Note PID 4521 remains. Looks like it was stalled for some time, then remained logging.
However, that does not help at all. Even if I yank the cable, lspci keeps showing the same entry. So device enumeration was totally broken at that point. Apparently it wasn’t removed the very first time I disconnected the cable and then just stayed like that.
It sounds like the PCIe hotplugging thread got totally busted. It sorta matches the warning you saw above where it was trying to release resources.
[ 369.859595] INFO: task irq/34-pciehp:200 blocked for more than 122 seconds.

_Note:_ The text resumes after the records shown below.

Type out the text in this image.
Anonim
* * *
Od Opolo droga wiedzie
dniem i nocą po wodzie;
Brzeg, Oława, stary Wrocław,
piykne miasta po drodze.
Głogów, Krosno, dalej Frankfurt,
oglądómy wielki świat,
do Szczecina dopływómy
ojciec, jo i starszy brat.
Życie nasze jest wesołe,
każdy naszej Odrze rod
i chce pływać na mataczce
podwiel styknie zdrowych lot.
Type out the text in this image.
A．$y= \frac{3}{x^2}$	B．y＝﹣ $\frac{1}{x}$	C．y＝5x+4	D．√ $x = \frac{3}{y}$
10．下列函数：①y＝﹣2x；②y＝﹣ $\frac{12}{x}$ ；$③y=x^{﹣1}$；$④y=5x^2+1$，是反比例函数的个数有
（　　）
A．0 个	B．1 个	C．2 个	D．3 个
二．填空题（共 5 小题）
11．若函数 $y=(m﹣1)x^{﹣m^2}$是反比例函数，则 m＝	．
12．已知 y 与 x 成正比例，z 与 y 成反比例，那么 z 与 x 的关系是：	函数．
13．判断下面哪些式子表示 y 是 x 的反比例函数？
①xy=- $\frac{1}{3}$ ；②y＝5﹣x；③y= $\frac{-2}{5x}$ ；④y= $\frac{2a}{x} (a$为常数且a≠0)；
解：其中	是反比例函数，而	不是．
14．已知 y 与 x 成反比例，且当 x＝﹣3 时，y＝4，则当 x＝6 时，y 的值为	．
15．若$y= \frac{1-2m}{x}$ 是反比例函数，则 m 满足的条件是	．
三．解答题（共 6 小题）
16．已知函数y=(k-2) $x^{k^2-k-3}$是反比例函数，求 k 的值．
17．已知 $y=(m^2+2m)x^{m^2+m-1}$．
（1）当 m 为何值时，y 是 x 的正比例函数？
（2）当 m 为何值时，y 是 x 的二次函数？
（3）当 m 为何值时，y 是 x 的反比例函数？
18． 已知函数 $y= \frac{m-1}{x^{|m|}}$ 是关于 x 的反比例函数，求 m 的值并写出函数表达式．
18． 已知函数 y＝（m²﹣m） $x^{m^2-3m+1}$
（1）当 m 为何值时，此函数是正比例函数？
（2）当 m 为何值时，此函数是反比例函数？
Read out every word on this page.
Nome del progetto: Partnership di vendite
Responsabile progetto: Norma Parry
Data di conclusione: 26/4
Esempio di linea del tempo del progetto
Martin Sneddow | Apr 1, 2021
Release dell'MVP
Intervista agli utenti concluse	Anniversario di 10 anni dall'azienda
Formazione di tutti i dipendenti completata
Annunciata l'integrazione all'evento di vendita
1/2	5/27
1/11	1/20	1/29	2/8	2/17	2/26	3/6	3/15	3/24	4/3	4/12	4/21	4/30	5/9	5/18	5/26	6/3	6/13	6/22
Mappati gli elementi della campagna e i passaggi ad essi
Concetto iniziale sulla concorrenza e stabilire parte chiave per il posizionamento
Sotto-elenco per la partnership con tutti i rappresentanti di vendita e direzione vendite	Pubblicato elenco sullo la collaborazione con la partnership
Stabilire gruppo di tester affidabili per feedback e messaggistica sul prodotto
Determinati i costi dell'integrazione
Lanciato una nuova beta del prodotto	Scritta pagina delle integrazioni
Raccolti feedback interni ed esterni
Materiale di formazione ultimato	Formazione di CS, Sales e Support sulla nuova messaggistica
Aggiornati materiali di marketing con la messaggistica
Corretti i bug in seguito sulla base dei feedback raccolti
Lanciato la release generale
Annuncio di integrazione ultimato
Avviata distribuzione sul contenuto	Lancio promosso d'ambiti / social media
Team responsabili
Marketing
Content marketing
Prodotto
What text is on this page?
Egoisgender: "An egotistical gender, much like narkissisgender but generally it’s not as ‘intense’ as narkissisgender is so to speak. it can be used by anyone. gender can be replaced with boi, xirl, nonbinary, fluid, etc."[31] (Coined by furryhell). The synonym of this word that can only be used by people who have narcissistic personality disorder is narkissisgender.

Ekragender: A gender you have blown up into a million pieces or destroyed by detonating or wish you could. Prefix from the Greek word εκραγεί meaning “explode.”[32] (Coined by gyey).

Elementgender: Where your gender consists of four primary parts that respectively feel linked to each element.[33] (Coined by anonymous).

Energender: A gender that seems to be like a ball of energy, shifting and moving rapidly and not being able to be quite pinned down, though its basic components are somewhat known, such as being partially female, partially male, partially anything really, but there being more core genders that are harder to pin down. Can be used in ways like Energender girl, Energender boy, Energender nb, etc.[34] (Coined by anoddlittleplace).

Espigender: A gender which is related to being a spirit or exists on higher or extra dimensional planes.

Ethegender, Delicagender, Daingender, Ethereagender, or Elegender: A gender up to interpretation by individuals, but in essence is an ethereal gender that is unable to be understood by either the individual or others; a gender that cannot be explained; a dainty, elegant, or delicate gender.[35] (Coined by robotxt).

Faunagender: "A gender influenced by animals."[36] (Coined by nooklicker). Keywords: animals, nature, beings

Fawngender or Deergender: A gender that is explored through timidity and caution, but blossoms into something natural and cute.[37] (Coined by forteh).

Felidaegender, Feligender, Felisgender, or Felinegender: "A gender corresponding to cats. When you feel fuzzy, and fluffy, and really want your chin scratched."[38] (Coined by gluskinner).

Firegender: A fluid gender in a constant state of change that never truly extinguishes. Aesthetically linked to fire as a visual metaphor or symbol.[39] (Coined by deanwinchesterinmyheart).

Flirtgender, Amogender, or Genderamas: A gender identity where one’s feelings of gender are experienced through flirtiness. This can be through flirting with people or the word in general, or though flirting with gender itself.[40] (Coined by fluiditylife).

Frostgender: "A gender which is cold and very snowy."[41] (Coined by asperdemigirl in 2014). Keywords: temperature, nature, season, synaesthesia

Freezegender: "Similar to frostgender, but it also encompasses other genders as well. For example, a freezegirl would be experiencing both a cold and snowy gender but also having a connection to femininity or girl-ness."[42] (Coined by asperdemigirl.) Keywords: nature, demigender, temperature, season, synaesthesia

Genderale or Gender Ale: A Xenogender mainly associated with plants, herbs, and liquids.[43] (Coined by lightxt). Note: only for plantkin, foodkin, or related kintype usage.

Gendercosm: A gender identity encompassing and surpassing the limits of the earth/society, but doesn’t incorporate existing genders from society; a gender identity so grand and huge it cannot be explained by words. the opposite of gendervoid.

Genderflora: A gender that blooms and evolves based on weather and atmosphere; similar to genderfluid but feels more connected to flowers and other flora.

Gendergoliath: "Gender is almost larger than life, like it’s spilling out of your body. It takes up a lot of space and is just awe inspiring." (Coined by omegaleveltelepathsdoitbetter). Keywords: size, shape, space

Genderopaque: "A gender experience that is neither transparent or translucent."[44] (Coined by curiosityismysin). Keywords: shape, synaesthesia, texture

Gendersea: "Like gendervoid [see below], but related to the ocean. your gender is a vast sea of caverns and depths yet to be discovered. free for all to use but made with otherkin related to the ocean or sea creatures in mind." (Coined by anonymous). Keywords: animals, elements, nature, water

This is getting deep into MM, it’s not clear immediately if it was caused by my patch or an existing issue though. I think for now I’ll wait for code review on it for more comments. For now I’d say make sure you stop ollama before unplugging.
I see. Let’s hope it would be resolved eventually. Thank you anyway!
P.S.: Just my speculation, could it be that pdd->dev->dqm->ops.process_termination in your patch causes normal resource deallocation which, in turn, tries to acquire already locked kfd_processes_srcu?